Guardant's blood-based in vitro diagnostic test for detecting colorectal cancer, Shield, received FDA approval on July 26, 2024.

==Representative publications==
===Journal articles===
- El Gamal A and Eltoukhy H (2005) CMOS image sensors. IEEE Circuits and Devices Magazine 21(3), 6-20
- Eltoukhy H et al. (2006) A 0.18-/spl mu/m CMOS bioluminescence detection lab-on-chip. IEEE Journal of Solid-State Circuits 41(3)
- Lanman, RB (2015). "Analytical and Clinical Validation of a Digital Sequencing Panel for Quantitative, Highly Accurate Evaluation of Cell-Free Circulating Tumor DNA"
- Odegaard, J (2018). "'Validation of a Plasma-Based Comprehensive Cancer Genotyping Assay Utilizing Orthogonal Tissue- and Plasma-Based Methodologies"
- Zill, OA (2018). "'The Landscape of Actionable Genomic Alterations in Cell-Free Circulating Tumor DNA from 21,807 Advanced Cancer Patients"

===Patents===
- Engineered luciferases, (2009).
- Biological analysis arrangement and approach therefor, (2012).
- Multibase delivery for long reads in sequencing by synthesis protocols, (2012).
- Methods and systems for detecting genetic variants, (2015).
- Methods to detect rare mutations and copy number variation, (2016).
- Methods for multi-resolution analysis of cell-free nucleic acids, (2017).

== Personal life ==
Helmy Eltoukhy was born and raised in the San Francisco Bay Area. He is currently in the process of legally dissolving his marriage to Carson Eltoukhy.

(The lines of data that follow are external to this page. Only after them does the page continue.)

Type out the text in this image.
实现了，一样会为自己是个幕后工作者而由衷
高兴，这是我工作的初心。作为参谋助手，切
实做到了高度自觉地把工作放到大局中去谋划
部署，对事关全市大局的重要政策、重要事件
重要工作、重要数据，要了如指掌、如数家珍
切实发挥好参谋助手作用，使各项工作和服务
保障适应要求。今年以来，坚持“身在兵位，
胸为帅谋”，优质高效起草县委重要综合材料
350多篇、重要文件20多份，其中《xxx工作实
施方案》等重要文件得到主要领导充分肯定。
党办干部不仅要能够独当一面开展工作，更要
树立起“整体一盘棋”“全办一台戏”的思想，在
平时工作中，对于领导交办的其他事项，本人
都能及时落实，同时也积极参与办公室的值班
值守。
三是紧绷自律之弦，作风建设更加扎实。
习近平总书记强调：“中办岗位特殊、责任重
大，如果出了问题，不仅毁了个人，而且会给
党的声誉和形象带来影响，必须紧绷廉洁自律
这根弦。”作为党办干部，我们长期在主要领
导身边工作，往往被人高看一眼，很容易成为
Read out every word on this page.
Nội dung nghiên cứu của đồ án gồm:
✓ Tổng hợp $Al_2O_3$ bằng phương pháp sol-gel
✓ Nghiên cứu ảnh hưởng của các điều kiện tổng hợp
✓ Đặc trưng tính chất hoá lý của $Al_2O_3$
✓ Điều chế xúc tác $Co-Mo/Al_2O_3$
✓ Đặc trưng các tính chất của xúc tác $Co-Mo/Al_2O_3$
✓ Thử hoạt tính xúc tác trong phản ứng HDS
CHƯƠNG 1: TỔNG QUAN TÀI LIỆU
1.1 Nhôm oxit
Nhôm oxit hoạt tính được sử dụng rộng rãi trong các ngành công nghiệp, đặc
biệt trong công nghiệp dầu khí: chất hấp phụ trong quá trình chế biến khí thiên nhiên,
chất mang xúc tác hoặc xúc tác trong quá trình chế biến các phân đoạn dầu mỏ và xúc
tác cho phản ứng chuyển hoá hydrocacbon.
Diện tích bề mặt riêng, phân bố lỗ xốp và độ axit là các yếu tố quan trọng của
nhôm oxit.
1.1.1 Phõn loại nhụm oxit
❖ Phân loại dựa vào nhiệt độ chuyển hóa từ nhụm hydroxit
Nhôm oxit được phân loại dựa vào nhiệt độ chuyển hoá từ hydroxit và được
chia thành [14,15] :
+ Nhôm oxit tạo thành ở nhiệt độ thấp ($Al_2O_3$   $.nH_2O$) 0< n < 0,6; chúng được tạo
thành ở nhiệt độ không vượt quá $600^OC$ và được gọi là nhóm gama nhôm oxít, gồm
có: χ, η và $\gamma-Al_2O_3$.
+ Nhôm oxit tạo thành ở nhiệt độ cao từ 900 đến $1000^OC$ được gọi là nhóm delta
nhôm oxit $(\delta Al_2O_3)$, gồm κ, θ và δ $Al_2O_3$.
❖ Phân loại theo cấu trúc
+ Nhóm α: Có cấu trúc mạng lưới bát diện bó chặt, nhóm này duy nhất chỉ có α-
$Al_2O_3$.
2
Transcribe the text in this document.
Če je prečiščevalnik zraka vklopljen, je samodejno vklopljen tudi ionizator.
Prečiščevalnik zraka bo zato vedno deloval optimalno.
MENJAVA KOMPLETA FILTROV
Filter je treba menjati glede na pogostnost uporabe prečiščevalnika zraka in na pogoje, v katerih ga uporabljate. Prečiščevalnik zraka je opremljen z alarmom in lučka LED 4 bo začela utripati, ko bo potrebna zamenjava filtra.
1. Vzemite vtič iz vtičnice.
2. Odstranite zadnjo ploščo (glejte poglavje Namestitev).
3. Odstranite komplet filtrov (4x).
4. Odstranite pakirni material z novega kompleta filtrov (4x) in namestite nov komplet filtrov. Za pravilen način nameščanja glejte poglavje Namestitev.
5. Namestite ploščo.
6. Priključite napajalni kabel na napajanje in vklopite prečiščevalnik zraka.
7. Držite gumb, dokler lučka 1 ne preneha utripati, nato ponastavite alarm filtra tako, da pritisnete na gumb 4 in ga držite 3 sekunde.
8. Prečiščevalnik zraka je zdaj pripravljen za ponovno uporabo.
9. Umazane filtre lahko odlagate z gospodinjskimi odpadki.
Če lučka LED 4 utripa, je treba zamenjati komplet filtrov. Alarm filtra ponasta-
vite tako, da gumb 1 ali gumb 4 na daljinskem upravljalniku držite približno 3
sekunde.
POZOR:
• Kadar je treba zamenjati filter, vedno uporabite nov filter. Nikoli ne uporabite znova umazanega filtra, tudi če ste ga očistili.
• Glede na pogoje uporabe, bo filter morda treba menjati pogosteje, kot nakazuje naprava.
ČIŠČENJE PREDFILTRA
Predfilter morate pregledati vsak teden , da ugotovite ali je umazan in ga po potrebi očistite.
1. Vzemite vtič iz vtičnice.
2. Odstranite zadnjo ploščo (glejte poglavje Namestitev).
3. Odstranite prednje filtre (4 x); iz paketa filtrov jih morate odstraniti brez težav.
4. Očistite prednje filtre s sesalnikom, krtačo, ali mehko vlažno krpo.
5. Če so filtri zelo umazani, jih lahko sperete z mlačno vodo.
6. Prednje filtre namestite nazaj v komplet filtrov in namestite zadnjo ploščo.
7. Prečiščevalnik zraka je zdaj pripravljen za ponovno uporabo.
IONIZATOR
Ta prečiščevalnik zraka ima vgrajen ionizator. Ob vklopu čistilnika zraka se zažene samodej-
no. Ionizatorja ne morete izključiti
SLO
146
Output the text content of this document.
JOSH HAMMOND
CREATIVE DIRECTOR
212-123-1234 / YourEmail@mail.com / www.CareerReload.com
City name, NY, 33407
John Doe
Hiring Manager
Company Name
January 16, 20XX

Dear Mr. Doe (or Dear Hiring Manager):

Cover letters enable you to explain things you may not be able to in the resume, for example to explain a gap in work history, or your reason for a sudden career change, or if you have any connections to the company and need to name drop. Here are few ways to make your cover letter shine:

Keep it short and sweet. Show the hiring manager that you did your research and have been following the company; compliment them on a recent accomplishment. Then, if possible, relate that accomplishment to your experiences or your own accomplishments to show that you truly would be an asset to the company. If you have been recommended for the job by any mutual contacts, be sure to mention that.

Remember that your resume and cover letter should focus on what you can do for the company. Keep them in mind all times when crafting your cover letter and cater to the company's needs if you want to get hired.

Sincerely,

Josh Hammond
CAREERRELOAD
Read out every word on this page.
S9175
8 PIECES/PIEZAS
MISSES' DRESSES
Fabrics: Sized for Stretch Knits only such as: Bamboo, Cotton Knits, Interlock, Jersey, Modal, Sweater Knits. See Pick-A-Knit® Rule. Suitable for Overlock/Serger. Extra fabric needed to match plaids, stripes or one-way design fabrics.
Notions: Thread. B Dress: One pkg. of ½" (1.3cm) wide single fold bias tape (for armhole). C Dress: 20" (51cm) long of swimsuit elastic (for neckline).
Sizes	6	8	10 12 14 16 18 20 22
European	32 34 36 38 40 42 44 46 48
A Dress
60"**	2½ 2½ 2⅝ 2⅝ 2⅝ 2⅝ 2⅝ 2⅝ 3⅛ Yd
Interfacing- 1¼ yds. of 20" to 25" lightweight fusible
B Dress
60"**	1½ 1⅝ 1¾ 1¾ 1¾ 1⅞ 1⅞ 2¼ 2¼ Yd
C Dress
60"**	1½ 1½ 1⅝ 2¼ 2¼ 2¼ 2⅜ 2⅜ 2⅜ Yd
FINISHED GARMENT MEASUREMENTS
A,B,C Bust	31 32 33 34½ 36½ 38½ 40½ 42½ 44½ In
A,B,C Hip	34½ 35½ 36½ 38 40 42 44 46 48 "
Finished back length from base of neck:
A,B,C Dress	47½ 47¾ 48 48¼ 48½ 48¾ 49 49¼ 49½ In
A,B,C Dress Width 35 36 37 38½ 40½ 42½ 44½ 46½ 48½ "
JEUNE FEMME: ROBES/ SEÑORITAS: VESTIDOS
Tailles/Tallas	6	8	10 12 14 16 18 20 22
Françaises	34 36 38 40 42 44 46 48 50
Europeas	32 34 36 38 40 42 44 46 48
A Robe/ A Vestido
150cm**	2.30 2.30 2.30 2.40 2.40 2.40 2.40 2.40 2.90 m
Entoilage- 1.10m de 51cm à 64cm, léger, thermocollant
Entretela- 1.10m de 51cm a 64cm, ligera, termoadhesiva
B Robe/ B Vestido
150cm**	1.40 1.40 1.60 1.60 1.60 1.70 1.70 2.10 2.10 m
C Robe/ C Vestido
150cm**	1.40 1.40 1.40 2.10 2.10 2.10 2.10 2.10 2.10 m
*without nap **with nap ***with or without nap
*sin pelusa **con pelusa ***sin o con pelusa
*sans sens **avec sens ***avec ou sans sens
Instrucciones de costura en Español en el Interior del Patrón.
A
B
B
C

In December 2024, Eltoukhy was announced as co-chairman of English football club Sheffield United alongside fellow American businessman Steve Rosen. The club was taken over by the consortium group COH Sports led by Eltoukhy and Rosen.

==Recognition==
Eltoukhy was named to Time Magazine's inaugural 50 Most Influential People in Healthcare in 2018, Fortune's 40 under 40 in 2017, and the San Francisco Business Times 40 under 40 in 2019. He has served as an invited speaker or panelist at the World Economic Forum, Fortune Brainstorm Health 2017, and The Business of Personalized Medicine Summit 2018.

Eltoukhy was named to Time Magazine's inaugural 50 Most Influential People in Healthcare (2018) and Fortune's 40 under 40 (2017).